Padmini (PhD, Edinburgh) gründete 2018 Design Beku (designbeku.in), ein Kollektiv, das sich dafür einsetzt, Design und Technologie lokal, dekolonial und ethisch zu gestalten. Während seines Aufenthalts in Großbritannien gründete und leitete Padmini (zusammen mit Peggy Hughes & Claire Stewart) The Electric Bookshop (www.electricbookshop.org), eine sehr erfolgreiche vierteljährliche Veranstaltung von New Media Scotland (2010-2014), die sich mit der Zukunft des geschriebenen Wortes befasste, mit Kreativität und Technologie.

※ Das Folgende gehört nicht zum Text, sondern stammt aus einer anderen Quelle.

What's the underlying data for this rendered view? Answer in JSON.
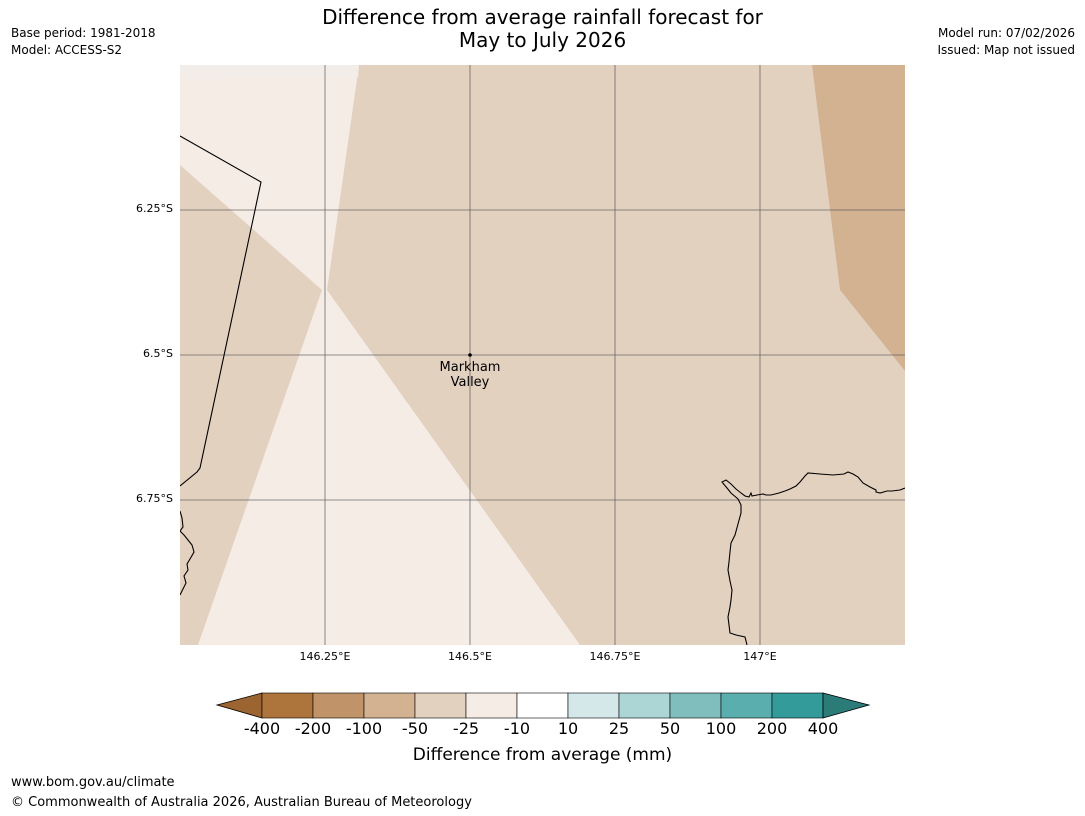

Sie war leitende Forscherin für das von NESTA UK finanzierte Konsortium für Kunst- und Technologieforschung in Schottland, um das Potenzial digitaler Technologien in der Kreativbranche, einschließlich Theater, Tourismus und kulturellem Erbe, zu erforschen. Padmini trat 2015 dem Srishti-Institut für Kunst, Design und Technologie bei und gründete dafür das erste Masterstudium in Digital Humanities in Indien.

Professor, IDC IIT Bombay

Professor Venkatesh Rajamanickam ist Fakultätsmitglied am Information Design Lab am IDC, IIT Bombay. Die Fakultät arbeitet mit theoretischen visuellen Designs und analytischen Methoden, um Erkenntnisse aus Daten zu gewinnen, zu validieren und diese in Systeme, Methoden und Frameworks zu übersetzen, die in achtsam geschaffenen Mensch-Information-Interaktionen hilfreich sind.

Professor Venkatesh Rajamanickam unterrichtet Kurse über Wissensorganisation und -kommunikation, Interface Design, Kunst und Design, grundlegende 2D und Informationsgrafiken und Visualisierung. Er absolvierte seinen Bachelor of Architecture bei R.E.C. Tiruchirappalli und erwarb seinen Master of Design and Visual Communications vom IIT. Professor Rajamanickam interessiert sich für Human-Computer interface design, Datenvisualisierung, Technologie und Lernen, Designgeschichte und bezahlbaren Wohnraum.